One drawback of conventional systems for analyzing sample mixtures is that the analysis of data generated by the system often creates a limitation, especially when data generated from complex sample mixtures are analyzed. Another drawback of conventional sample analysis techniques is that noise in the data frequently makes the detection and identification of peaks, particularly, low intensity peaks, less reliable. Such noise may comprise chemical noise and/or random noise having a magnitude high enough to reduce significantly the peak Signal-to-Noise ratio (S/N), thereby making the detection of low intensity peaks problematic.
For example, a peak picking algorithm (the CODA algorithm) is known in which a mass chromatographic quality index (MSQ) is calculated as the inner product of an extracted ion chromatogram and its smoothed and mean-subtracted version. The higher the Signal-to-Noise ratio (S/N) in the initial chromatogram, the more it is like its smoothed version and the higher the MSQ. Only chromatograms with high MSQ are selected and combined to produce the Total Ion Chromatogram (TIC) with reduced noise and background.

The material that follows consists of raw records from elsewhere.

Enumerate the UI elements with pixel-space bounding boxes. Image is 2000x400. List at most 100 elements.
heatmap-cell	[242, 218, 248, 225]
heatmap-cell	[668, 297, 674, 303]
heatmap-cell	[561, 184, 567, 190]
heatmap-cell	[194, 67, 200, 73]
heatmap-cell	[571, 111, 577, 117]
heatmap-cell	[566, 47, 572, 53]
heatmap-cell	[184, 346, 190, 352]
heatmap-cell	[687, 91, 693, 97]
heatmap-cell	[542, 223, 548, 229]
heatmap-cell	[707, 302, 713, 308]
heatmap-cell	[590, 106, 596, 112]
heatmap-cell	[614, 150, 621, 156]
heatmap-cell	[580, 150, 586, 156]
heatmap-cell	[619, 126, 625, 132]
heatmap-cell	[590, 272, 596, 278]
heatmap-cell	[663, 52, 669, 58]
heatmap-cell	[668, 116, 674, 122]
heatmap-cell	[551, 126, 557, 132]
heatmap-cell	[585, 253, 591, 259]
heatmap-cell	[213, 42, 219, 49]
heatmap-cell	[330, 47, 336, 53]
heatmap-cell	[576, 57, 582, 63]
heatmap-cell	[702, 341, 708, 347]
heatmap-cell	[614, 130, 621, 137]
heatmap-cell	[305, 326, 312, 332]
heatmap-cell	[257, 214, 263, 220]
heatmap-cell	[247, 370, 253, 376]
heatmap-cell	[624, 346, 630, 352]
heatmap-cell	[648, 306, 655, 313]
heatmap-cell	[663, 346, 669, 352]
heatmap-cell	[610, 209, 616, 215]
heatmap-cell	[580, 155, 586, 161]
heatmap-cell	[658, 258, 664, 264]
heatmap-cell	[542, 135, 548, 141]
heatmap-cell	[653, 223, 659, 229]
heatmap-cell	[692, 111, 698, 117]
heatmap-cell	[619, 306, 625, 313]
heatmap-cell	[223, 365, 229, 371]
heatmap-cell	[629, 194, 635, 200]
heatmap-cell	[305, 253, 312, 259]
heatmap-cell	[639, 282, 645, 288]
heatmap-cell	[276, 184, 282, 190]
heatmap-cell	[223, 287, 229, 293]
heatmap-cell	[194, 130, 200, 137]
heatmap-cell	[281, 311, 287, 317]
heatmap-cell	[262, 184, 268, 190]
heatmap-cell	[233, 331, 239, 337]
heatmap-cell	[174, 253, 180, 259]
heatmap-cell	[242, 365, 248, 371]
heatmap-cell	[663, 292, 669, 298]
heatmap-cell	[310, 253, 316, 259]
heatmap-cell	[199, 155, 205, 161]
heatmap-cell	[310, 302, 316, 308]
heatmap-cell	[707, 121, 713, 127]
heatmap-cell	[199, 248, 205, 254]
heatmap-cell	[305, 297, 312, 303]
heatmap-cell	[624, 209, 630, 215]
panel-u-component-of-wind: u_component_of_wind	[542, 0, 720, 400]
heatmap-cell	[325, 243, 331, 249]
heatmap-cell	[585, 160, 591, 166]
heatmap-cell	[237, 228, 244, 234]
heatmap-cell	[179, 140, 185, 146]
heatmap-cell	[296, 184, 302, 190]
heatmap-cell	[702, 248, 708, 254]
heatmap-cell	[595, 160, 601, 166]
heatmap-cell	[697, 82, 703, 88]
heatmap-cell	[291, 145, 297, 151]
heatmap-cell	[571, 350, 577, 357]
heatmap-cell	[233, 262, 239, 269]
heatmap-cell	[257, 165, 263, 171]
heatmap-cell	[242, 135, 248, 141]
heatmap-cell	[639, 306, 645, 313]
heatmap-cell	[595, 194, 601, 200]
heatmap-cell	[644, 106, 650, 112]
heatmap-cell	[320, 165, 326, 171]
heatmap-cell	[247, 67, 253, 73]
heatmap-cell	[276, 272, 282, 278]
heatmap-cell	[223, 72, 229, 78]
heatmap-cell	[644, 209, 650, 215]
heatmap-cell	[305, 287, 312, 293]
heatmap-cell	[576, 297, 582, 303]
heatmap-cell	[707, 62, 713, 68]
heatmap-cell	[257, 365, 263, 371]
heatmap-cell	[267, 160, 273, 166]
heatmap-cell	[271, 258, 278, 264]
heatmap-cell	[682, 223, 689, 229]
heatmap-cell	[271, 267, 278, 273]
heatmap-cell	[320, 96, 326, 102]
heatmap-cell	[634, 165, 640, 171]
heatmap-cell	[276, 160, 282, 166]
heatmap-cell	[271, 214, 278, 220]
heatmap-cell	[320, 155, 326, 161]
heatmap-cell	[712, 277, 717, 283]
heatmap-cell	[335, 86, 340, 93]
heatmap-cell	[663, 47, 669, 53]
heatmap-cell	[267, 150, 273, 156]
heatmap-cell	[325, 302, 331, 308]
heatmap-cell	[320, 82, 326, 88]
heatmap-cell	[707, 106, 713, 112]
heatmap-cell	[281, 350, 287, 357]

The CODA algorithm provides a peak selection technique in which only m/z values corresponding to an MSQ value greater than a predetermined threshold are selected. However, the CODA algorithm is not using the a priori information about the shape and width of chromatographic and MS peaks and is typically not robust to chemical and random noise.
The application of Sequential Paired Covariance (SPC) to the “de-noising” of CE-ESI-TOF data is also known. Electropherograms are reconstructed by considering the intensity of the signal equal to the covariance of two adjacent spectra. The correlation of the two adjacent spectra is employed as a measure of their similarity. Further, noise that is uncorrelated between successive spectra is suppressed. However, such de-noising during SPC can significantly alter the data. For example, information related to the position of peaks in the m/z dimension may be lost, and therefore the spectra may have to be re-analyzed.
Moreover, a Windowed Mass Selection Method (WMSM) is known in which a width for the window in the chromatographic dimension is specified (in terms of the number of spectra N) from the analysis of extracted ion chromatograms. For each extracted ion chromatogram, its mean value is calculated and subtracted, so that in the resultant function the chromatographic peaks are positive, while the noise may be both positive and negative. For each m/z value and for each spectrum, the product of N values of signal intensities (for the given value of m/z) is calculated. If there is at least one zero value inside the specified window, then the product is equal to zero. Accordingly, noisy regions are set to zero in the resultant signal matrix. A second window, typically much wider than the first window, is also specified, and the product of signal intensities inside this window is calculated. If the product for the second window is not equal to zero, then the resultant signal intensity is set to be zero. Peaks are thus eliminated that are much wider than the expected chromatographic peak. However, the WMSM technique is generally not very robust to the non-uniformities connected with limited ion statistics. For example, one missing data point (e.g., a negative spike) in a good chromatographic peak may eliminate this peak from the resultant signal.
It would therefore be desirable to have an improved system and method of analyzing sample data for characterizing compounds in a sample mixture. Such an improved system and method would avoid the drawbacks of the above-described conventional sample analysis techniques.